Perhaps someone short of financial sense thought that allowing the private lending institutions to participate in the salary deduction scheme would be helpful to the teachers. Now we have a situation where deductions are made even before salaries are earned. A large portion of our teaching force is in imminent danger of bankruptcy.

The situation requires some tough love. The salary deduction scheme must be abolished and private lending institutions banished from the list of entities that may participate in this. Some financial literacy program must be devised for the teachers and they should be actively dissuaded from borrowing beyond their means.

If DepEd could not administer the tough love, then Congress should step in and enforce the prudential elements of the Magna Carta for Public School Teachers with tougher legislation.

Probable Cause

The Home Development Mutual Fund (HDMF), also known as Pag-IBIG Fund, wrote to clarify some points made in a previous column (‘Delay’, April 10, 2018). The column cited the case of Delfin Lee to illustrate the “inordinate delay” plaguing judicial proceedings. Lee has been detained in a Pampanga jail since 2014 on charges of syndicated estafa, a non-bailable offense.

HDMF denies that agency ever admitted that Lee did not defraud it of P6.4 billion. It has not filed a separate collection suit because the offense is deemed subsumed under the criminal case now pending.

The January 12, 2012 decision of the Makati Trial Court ruled that it was the HDMF that is guilty of being in breach of its contract with Lee’s Globe Asiatique. That decision was upheld by the Court of Appeals. The Supreme Court, however, issued a restraining order against the ruling of the inferior courts while it reviewed the case. HDMF interprets the restraining order as a finding of probable cause. 

HDMF points out that proceedings at the level of the Pampanga trial court have been going on with regular bi-monthly hearings. The petitions for early resolution were filed by Lee before the Supreme Court and not before the trial court.

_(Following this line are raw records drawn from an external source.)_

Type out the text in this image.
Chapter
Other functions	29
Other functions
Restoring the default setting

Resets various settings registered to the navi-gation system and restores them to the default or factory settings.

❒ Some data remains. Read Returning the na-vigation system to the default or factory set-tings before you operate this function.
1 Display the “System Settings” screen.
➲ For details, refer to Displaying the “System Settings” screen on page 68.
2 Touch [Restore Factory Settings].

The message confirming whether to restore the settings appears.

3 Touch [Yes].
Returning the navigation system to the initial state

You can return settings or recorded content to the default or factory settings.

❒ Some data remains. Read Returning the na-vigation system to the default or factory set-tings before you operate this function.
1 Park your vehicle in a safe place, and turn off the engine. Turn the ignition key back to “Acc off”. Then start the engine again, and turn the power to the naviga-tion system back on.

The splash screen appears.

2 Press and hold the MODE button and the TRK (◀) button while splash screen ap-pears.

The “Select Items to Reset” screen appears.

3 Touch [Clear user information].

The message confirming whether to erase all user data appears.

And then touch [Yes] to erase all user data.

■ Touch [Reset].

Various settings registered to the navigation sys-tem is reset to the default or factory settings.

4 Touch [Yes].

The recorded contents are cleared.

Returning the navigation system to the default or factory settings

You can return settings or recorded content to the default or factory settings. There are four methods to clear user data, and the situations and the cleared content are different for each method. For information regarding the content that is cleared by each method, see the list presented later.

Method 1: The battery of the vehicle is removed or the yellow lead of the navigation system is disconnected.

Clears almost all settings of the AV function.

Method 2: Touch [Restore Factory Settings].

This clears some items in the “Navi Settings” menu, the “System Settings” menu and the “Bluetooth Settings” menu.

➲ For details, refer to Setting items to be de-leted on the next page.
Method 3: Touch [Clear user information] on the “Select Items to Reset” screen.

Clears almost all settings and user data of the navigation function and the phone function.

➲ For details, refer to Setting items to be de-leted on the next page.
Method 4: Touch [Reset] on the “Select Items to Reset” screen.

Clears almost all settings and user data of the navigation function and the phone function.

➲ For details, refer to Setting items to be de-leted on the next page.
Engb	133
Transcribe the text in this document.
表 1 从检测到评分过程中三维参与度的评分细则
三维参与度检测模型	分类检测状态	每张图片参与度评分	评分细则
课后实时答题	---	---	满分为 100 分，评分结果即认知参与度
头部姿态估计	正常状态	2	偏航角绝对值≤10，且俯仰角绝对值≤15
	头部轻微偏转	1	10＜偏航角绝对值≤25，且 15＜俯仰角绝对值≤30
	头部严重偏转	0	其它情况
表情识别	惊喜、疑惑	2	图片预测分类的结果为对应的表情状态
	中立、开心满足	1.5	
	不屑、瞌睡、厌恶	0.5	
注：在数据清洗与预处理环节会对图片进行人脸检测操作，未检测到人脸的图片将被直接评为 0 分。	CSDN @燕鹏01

Therefore, HDMF concludes, there is no case here for “inordinate delay.”

The implication here seems to be that if it is the Supreme Court that takes its time ruling on a case, the delay cannot be deemed “inordinate.” That must be the practice.

Although Delfin Lee’s syndicated estafa case is being heard at the Pampanga court, he seems to be pinning his hopes on the ruling of the Makati court that was affirmed by the Court of Appeals. It is this ruling that is the subject of a temporary restraining order issued by the Supreme Court. There is no benchmark, as far as the High Tribunal is concerned, on how temporary a temporary restraining order might be. 

True, the HDMF is supposed to exhaust all legal means to keep its case against Lee alive. This is why so many cases like this one end up in the Supreme Court. There, because of the sheer volume of cases needing the magistrates’ attention, they end up gathering much dust.